Australia: A High-Value, Underserved Market
Australia's e-commerce market exceeds $60 billion annually and is growing at over 10% per year. Australian consumers are highly engaged online shoppers with above-average spending power and a strong preference for quality over price. The market is geographically concentrated in five major cities (Sydney, Melbourne, Brisbane, Perth, Adelaide), making fulfillment logistics relatively manageable.
- Amazon Australia has grown rapidly but is less dominant than in the US — marketplace strategy should include both Amazon AU and local platforms like Catch
- GST (10%) applies to all goods sold to Australian consumers — register for GST once annual turnover exceeds AUD $75,000
- Australian Consumer Law provides strong consumer rights — your return policy must be compliant
- Fulfillment from within Australia is strongly preferred — partner with a local 3PL or use Amazon FBA AU
United Kingdom: Brand-Focused and Loyalty-Driven
The UK is one of the most sophisticated e-commerce markets in the world, with per-capita online spending among the highest globally. British consumers are brand-conscious, review-driven, and highly loyal to brands that deliver consistent quality and service. Amazon UK is very strong in the market, but the DTC channel is more developed in the UK than in many other markets, creating significant opportunities for brand-direct e-commerce.
Post-Brexit VAT requirements mean all goods entering the UK are subject to 20% VAT at the point of importation or sale. Registering for UK VAT is mandatory for non-UK businesses selling into the UK above the £85,000 threshold (or immediately if selling through your own platform). Fulfillment from a UK-based warehouse eliminates import duty complexities and enables next-day delivery capability, which UK consumers increasingly expect.
Canada: Bilingual and High-Spending
Canada's e-commerce market exceeds $40 billion annually, with particularly strong spending in Ontario, British Columbia, and Quebec. The bilingual nature of Canada (English and French) means brands targeting Quebec must provide French-language content — the Office québécois de la langue française enforces strict language requirements for businesses operating in Quebec.
Amazon Canada is the dominant marketplace and should be the primary entry point for most brands. Canadian consumers have similar preferences to US consumers but with distinct cultural sensitivities — particularly around Canadian content, local sourcing, and environmental responsibility. Fulfillment within Canada avoids cross-border shipping friction and enables competitive delivery timeframes.

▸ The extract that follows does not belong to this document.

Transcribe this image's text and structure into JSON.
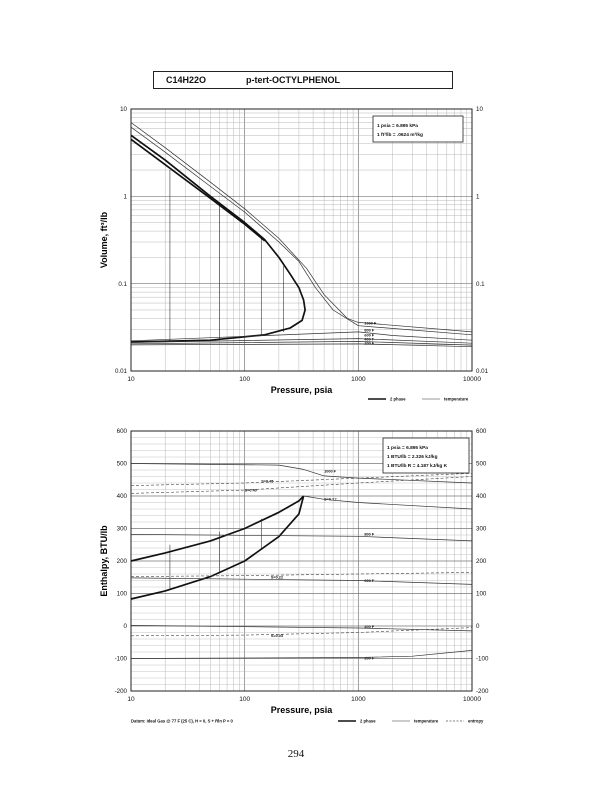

Sequencing Your Multi-Market Expansion
Rather than attempting all three markets simultaneously, sequence your expansion based on operational readiness, market size, and competitive landscape in your category. For most brands, the recommended sequence is US first, then Australia or UK (whichever has stronger natural demand signals in your category data), then Canada. Build the operational playbook in each market before adding the next.